27 outubro, 2016

O mercado a respirar

Rafael Barbosa
Os representantes do capital não estão interessados, por exemplo, nos mecanismos de regulação que os representantes do povo, de vez em quando, lhes tentam impor. E se não conseguem evitá-los, tratam de os contornar. Até porque a regulação é sempre tímida e a maioria das vezes incompetente. É o caso da nova Lei das Comunicações Eletrónicas, que sofreu alterações há cerca de dois meses, mas foi imediatamente subvertida pelos mercados.

O objetivo era acabar com o monopólio das fidelizações nos contratos com as operadoras de telecomunicações, ou seja, permitir que os consumidores pudessem optar, a preços justos, por contratos sem amarras temporais. No fundo, garantir-lhes o acesso a um mercado livre. Acontece que o capitalismo não tem por finalidade garantir a liberdade de escolha, apenas o lucro. E as operadoras cumpriram a lei, porque a isso as obriga o jogo democrático, mas rapidamente arranjaram forma de a transformar em letra morta.
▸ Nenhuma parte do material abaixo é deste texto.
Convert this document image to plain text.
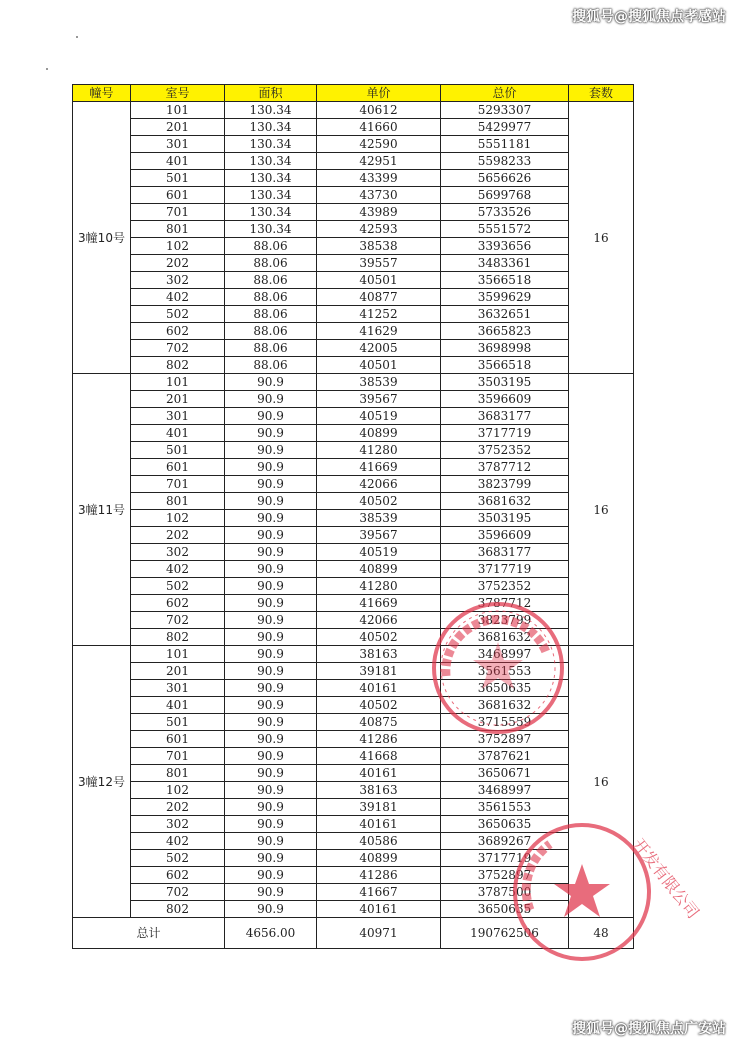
搜狐号@搜狐焦点孝感站
幢号	室号	面积	单价	总价	套数
3幢10号	101	130.34	40612	5293307	16
	201	130.34	41660	5429977	
	301	130.34	42590	5551181	
	401	130.34	42951	5598233	
	501	130.34	43399	5656626	
	601	130.34	43730	5699768	
	701	130.34	43989	5733526	
	801	130.34	42593	5551572	
	102	88.06	38538	3393656	
	202	88.06	39557	3483361	
	302	88.06	40501	3566518	
	402	88.06	40877	3599629	
	502	88.06	41252	3632651	
	602	88.06	41629	3665823	
	702	88.06	42005	3698998	
	802	88.06	40501	3566518	
3幢11号	101	90.9	38539	3503195	16
	201	90.9	39567	3596609	
	301	90.9	40519	3683177	
	401	90.9	40899	3717719	
	501	90.9	41280	3752352	
	601	90.9	41669	3787712	
	701	90.9	42066	3823799	
	801	90.9	40502	3681632	
	102	90.9	38539	3503195	
	202	90.9	39567	3596609	
	302	90.9	40519	3683177	
	402	90.9	40899	3717719	
	502	90.9	41280	3752352	
	602	90.9	41669	3787712	
	702	90.9	42066	3823799	
	802	90.9	40502	3681632	
3幢12号	101	90.9	38163	3468997	16
	201	90.9	39181	3561553	
	301	90.9	40161	3650635	
	401	90.9	40502	3681632	
	501	90.9	40875	3715559	
	601	90.9	41286	3752897	
	701	90.9	41668	3787621	
	801	90.9	40161	3650671	
	102	90.9	38163	3468997	
	202	90.9	39181	3561553	
	302	90.9	40161	3650635	
	402	90.9	40586	3689267	
	502	90.9	40899	3717719	
	602	90.9	41286	3752897	
	702	90.9	41667	3787500	
	802	90.9	40161	3650635	
总计		4656.00	40971	190762506	48
开发有限公司
搜狐号@搜狐焦点广安站
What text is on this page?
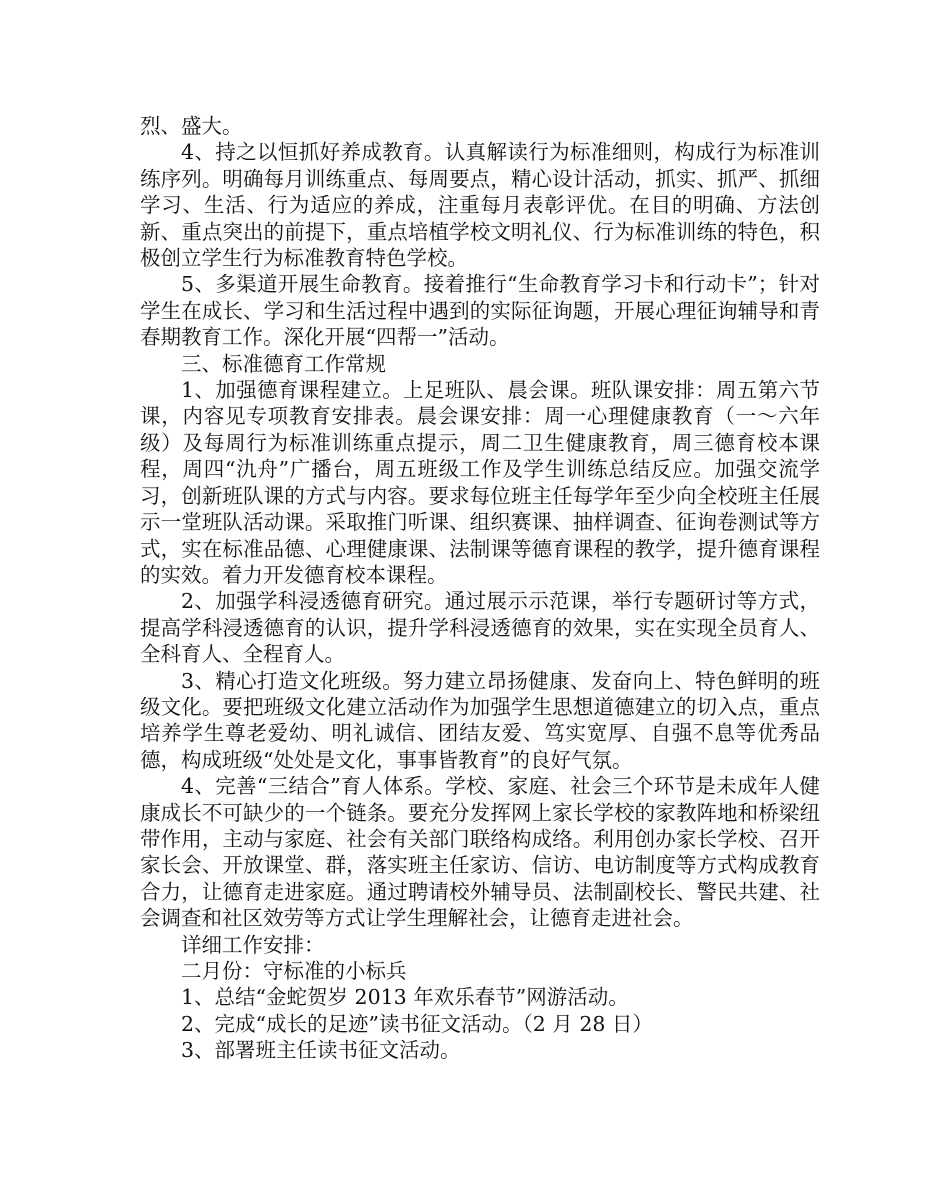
烈、盛大。

4、持之以恒抓好养成教育。认真解读行为标准细则，构成行为标准训练序列。明确每月训练重点、每周要点，精心设计活动，抓实、抓严、抓细学习、生活、行为适应的养成，注重每月表彰评优。在目的明确、方法创新、重点突出的前提下，重点培植学校文明礼仪、行为标准训练的特色，积极创立学生行为标准教育特色学校。

5、多渠道开展生命教育。接着推行“生命教育学习卡和行动卡”；针对学生在成长、学习和生活过程中遇到的实际征询题，开展心理征询辅导和青春期教育工作。深化开展“四帮一”活动。

三、标准德育工作常规

1、加强德育课程建立。上足班队、晨会课。班队课安排：周五第六节课，内容见专项教育安排表。晨会课安排：周一心理健康教育（一～六年级）及每周行为标准训练重点提示，周二卫生健康教育，周三德育校本课程，周四“氿舟”广播台，周五班级工作及学生训练总结反应。加强交流学习，创新班队课的方式与内容。要求每位班主任每学年至少向全校班主任展示一堂班队活动课。采取推门听课、组织赛课、抽样调查、征询卷测试等方式，实在标准品德、心理健康课、法制课等德育课程的教学，提升德育课程的实效。着力开发德育校本课程。

2、加强学科浸透德育研究。通过展示示范课，举行专题研讨等方式，提高学科浸透德育的认识，提升学科浸透德育的效果，实在实现全员育人、全科育人、全程育人。

3、精心打造文化班级。努力建立昂扬健康、发奋向上、特色鲜明的班级文化。要把班级文化建立活动作为加强学生思想道德建立的切入点，重点培养学生尊老爱幼、明礼诚信、团结友爱、笃实宽厚、自强不息等优秀品德，构成班级“处处是文化，事事皆教育”的良好气氛。

4、完善“三结合”育人体系。学校、家庭、社会三个环节是未成年人健康成长不可缺少的一个链条。要充分发挥网上家长学校的家教阵地和桥梁纽带作用，主动与家庭、社会有关部门联络构成络。利用创办家长学校、召开家长会、开放课堂、群，落实班主任家访、信访、电访制度等方式构成教育合力，让德育走进家庭。通过聘请校外辅导员、法制副校长、警民共建、社会调查和社区效劳等方式让学生理解社会，让德育走进社会。

详细工作安排：

二月份：守标准的小标兵

1、总结“金蛇贺岁 2013 年欢乐春节”网游活动。

2、完成“成长的足迹”读书征文活动。（2 月 28 日）

3、部署班主任读书征文活动。
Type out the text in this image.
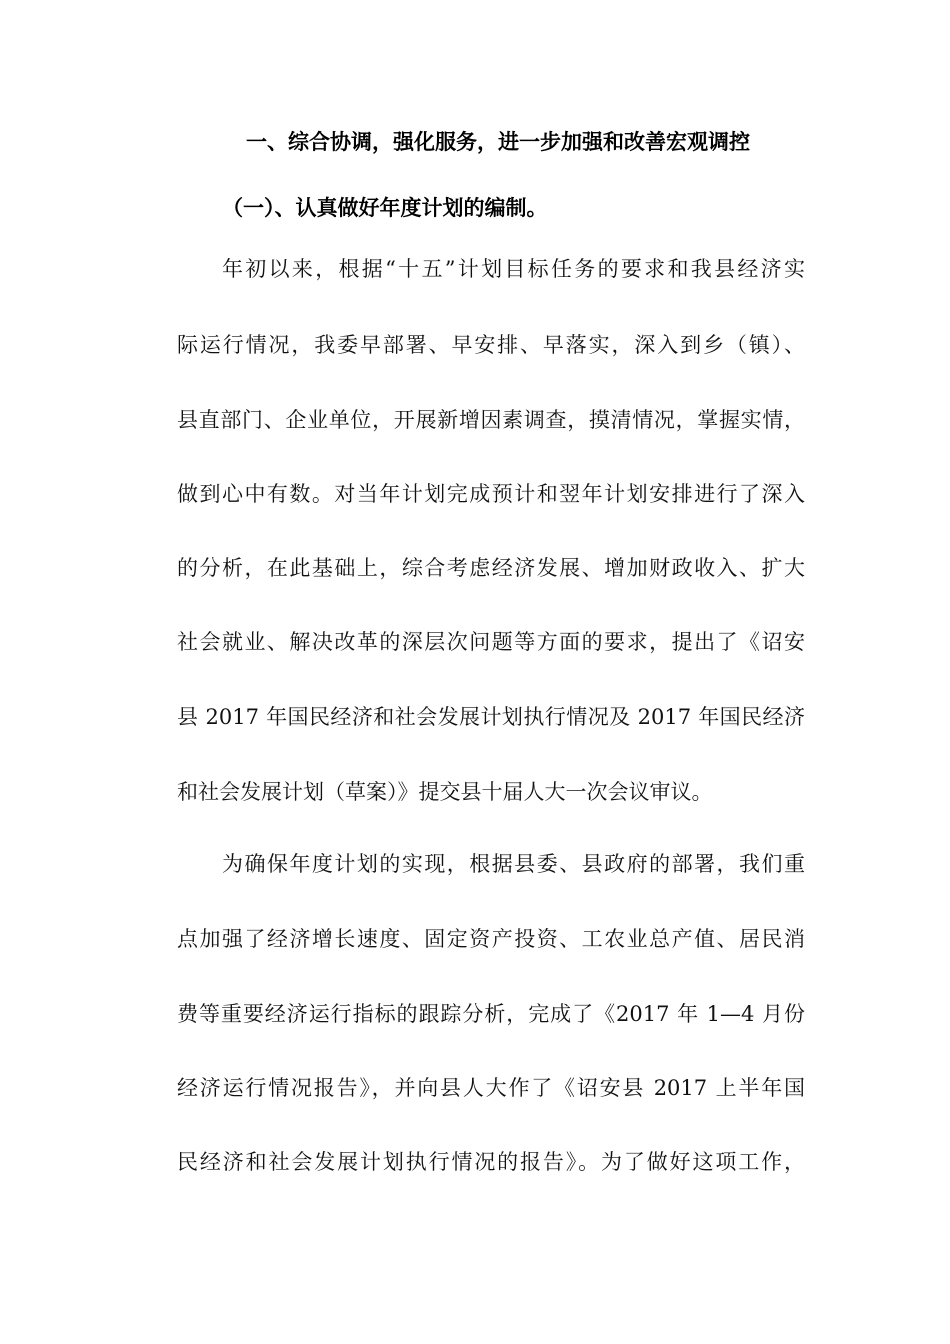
一、综合协调，强化服务，进一步加强和改善宏观调控
（一）、认真做好年度计划的编制。
年初以来，根据“十五”计划目标任务的要求和我县经济实
际运行情况，我委早部署、早安排、早落实，深入到乡（镇）、
县直部门、企业单位，开展新增因素调查，摸清情况，掌握实情，
做到心中有数。对当年计划完成预计和翌年计划安排进行了深入
的分析，在此基础上，综合考虑经济发展、增加财政收入、扩大
社会就业、解决改革的深层次问题等方面的要求，提出了《诏安
县 2017 年国民经济和社会发展计划执行情况及 2017 年国民经济
和社会发展计划（草案）》提交县十届人大一次会议审议。
为确保年度计划的实现，根据县委、县政府的部署，我们重
点加强了经济增长速度、固定资产投资、工农业总产值、居民消
费等重要经济运行指标的跟踪分析，完成了《2017 年 1—4 月份
经济运行情况报告》，并向县人大作了《诏安县 2017 上半年国
民经济和社会发展计划执行情况的报告》。为了做好这项工作，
Por exemplo, de forma concertada (ainda que as autoridades da concorrência nunca o consigam provar), as três principais empresas, que até aí avaliavam os custos de instalação e ativação do serviço entre 80 e 150 euros, passaram a avaliá-los entre 350 e 410 euros. Do serviço que se está a falar é o daqueles senhores que vão a casa esticar uns cabos e ligá-los ao router e à box. Um serviço que, em simultâneo nas várias operadoras, quadruplicou de preço. Resumindo, voltou tudo à estaca zero. Se o consumidor quiser um contrato sem fidelização, tem de estar disponível para pagar umas largas de centenas de euros a mais (pode chegar a mais 800 euros ao longo de um período de dois anos, nos pacotes de serviços mais comuns).

Perante isto, o que dizem os nossos representantes democráticos? Alguns classificam a manobra como "chico-espertismo" e a maioria parece inclinar-se, ainda que a medo, para voltar a mexer na lei. Quem mais destoa é, curiosamente, o partido que está no poder. O deputado Luís Moreira Testa, em nome do PS, recusa precipitações. E usa um argumento que deixa qualquer um a hiperventilar: "é preciso deixar o mercado respirar".